William Elgin Swinton (30 September 1900 in Kirkcaldy – 12 June 1994 in Toronto), was a Scottish paleontologist.
William Swinton was born as the son of William Wilson Swinton Jr, a clerk, and Rachel Cargill; he had one sibling, his younger sister Mary. He received his secondary education in Dundee and Glenalmond. From 1917 onwards, he studied at the University of Glasgow, from which he graduated in 1922. In 1920, he partook in an expedition to Spitsbergen. Between 1922 and 1924, he was an assistant at the geology department of the British Museum (Natural History) in London. Subsequently, Swinton was appointed as a curator of fossil amphibians, reptiles and birds. In 1933, he received his Ph.D from the University of Glasgow.
He enlisted in the Royal Navy in 1937, and served during the entire Second World War with Navy intelligence, eventually reaching the rank of Lieutenant commander. In the late 1950s he joined an expedition to climb Mount Everest, but he failed to reach the summit. He received the Darwin Medal from the USSR Academy of Sciences in 1959. Two years later, he emigrated to Canada to take up a post in Toronto.

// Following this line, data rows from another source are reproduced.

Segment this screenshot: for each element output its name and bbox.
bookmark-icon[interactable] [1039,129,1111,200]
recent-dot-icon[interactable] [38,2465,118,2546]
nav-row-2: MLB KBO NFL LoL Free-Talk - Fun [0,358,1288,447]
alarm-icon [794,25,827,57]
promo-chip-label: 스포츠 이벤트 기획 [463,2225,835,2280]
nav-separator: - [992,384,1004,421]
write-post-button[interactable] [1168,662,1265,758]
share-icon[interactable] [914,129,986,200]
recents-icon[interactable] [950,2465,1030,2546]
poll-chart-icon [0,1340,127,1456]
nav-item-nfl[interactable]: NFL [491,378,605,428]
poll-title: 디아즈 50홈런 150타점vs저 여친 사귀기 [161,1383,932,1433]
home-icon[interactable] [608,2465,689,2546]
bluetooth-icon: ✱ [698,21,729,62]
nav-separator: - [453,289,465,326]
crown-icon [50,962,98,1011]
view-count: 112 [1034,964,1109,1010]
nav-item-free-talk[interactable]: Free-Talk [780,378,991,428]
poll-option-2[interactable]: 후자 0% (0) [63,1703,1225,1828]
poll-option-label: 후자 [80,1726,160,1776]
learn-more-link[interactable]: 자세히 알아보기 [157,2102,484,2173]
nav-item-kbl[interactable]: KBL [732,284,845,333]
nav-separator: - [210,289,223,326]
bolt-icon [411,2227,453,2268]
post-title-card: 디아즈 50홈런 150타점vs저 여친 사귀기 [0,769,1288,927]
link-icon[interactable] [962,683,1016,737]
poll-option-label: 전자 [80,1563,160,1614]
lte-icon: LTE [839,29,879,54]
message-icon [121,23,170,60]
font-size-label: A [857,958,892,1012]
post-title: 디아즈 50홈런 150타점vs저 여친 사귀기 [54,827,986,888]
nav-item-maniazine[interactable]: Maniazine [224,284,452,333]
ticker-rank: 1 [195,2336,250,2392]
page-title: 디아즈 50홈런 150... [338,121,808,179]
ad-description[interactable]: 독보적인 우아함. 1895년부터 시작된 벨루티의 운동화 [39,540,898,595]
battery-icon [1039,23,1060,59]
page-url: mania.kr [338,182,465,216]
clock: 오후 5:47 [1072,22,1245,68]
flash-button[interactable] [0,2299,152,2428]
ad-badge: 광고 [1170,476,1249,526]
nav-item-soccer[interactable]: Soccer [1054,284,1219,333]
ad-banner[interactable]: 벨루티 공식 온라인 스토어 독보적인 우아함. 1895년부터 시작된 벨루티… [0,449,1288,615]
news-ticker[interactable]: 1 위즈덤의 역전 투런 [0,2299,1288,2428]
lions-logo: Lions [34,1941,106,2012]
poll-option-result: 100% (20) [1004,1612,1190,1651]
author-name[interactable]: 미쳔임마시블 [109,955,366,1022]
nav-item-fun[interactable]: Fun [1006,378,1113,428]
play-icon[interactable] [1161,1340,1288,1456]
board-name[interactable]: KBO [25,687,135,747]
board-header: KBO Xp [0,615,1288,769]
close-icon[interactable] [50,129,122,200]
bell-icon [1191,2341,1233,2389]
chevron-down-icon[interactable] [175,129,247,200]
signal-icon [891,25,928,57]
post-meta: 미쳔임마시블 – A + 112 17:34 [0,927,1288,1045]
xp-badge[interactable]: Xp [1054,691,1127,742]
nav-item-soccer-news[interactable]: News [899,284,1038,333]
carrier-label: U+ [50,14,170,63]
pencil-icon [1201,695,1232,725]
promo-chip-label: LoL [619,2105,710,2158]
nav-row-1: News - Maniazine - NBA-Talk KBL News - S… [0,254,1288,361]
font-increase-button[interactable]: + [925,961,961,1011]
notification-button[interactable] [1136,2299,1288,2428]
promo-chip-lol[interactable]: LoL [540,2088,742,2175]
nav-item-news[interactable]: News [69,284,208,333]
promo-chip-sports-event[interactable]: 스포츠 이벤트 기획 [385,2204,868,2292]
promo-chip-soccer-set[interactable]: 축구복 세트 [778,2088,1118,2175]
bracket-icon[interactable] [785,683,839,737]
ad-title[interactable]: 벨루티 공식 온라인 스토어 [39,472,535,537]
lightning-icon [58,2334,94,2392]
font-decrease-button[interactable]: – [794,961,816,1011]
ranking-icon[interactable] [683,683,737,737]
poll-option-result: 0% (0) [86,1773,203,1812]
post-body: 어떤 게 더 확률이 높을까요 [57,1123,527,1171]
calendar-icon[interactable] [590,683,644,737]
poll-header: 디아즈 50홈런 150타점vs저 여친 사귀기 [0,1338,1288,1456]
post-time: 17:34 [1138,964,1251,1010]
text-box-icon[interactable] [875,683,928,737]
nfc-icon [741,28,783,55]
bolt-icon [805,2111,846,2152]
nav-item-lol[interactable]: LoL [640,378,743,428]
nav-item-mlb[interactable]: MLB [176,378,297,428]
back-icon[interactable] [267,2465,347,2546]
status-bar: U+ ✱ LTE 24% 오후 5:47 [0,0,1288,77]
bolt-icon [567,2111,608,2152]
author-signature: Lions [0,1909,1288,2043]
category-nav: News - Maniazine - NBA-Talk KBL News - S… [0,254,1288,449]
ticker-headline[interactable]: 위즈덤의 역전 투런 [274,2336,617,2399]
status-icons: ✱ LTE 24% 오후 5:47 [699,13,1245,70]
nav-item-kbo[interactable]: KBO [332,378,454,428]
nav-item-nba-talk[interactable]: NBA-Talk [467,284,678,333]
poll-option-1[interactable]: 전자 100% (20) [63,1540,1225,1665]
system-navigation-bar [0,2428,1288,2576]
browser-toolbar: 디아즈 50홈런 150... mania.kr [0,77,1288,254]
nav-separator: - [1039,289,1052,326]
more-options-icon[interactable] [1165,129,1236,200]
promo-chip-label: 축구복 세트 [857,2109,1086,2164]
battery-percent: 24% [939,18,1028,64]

At the museum, Swinton was responsible for writing a large number of museum guides and books; the latter mainly popularizing works about paleontology. One of his most famous works was The Dinosaurs from 1934. These books were translated into many languages, making him influential in determining the public perception of dinosaurs in the middle of the twentieth century. However, his ideas on the subject were already old-fashioned at the time, and this problem became more urgent as the books were being reprinted for decades.